E. F. P. Burnett, Director

Executive summary

Cold-formed, light-gauge steel framing is an alternative to wood framing for residential and commercial applications; however, steel framing cannot be used as a simple replacement for wood framing in exterior walls. Because steel and wood have very different material properties, they are not interchangeable in framing systems. A different approach is necessary if steel-stud-framed wall systems are to achieve the desired performance and durability.

Current design guidelines for light-gauge steel framing provide extensive information on structural design, offer marginal recommendations for thermal design, and largely neglect recommendations for moisture control which is of particular importance in colder, wetter climates such as Pennsylvania.

This study was conducted to identify and document the significance of the control of heat, air and moisture for steel-framed exterior wall systems and then to develop and suggest appropriate design strategies.

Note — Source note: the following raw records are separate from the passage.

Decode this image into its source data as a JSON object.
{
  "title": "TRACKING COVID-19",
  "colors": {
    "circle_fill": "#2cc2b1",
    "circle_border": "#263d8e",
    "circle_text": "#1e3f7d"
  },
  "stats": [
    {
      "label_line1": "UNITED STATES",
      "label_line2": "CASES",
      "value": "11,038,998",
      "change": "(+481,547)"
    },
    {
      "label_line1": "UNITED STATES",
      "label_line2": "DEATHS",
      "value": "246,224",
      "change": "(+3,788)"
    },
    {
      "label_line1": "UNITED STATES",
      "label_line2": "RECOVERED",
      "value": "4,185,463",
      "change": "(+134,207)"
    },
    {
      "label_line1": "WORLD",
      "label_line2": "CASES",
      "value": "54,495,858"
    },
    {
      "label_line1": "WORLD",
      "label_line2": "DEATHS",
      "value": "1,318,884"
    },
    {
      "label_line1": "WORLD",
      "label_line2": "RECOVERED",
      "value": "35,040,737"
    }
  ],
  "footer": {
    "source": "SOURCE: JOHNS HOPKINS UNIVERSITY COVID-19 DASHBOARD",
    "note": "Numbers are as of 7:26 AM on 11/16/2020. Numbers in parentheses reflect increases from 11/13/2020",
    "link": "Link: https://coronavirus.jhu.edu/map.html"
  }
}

To develop a strategy to improve the thermal performance of steel-framed wall systems, a parametric analysis was carried out on a variety of above-grade wall systems. The effects of insulation location, and of stud size, spacing, and gauge were evaluated. It was demonstrated that continuous exterior insulating sheathing is needed to provide a thermal break within the wall system. Without this thermal break, the thermal bridging created by the highly conductive steel framing significantly reduces the thermal effectiveness of the insulation within the cavity. In addition, stud size and spacing will have significant effects on the thermal efficiency of a wall system. Unless 2´6 studs are structurally necessary, 2´4 studs should be used. Also, studs should be spaced as far apart as practical. The thickness of the steel (or stud gauge) has little effect on heat transmission, particularly when exterior insulation is used.

To address moisture-related issues, the likelihood of condensate deposition and accumulation during average winter conditions was considered. To maintain interior surfaces warm enough (under normal interior and exterior conditions) to avoid condensation, exterior insulating sheathing is necessary in steel-stud-framed wall systems. To ensure that stud cavity temperatures are maintained above the dewpoint temperature of exfiltrating interior air, a specific proportion of the total thermal insulation has to be placed external to the stud cavity. This proportion will vary depending upon the indoor and outdoor temperatures and the indoor relative humidity.

It is emphasized that thermal and moisture control are interrelated and must be considered simultaneously. To facilitate or check the selection of steel-framed wall systems that meet a target R-value and avoid exfiltration condensation within the stud cavity, a simple graphical aid has been provided for a variety of steel-framed wall systems for various environmental conditions.

The results of this project suggest that cold-formed, light-gauge steel framing is a viable method of constructing exterior enclosure wall systems; however, steel framing cannot be used to simply replace wood framing. At this point, further research and developmental work in collaboration with several industries is still necessary. This work should be used as the basis for further work.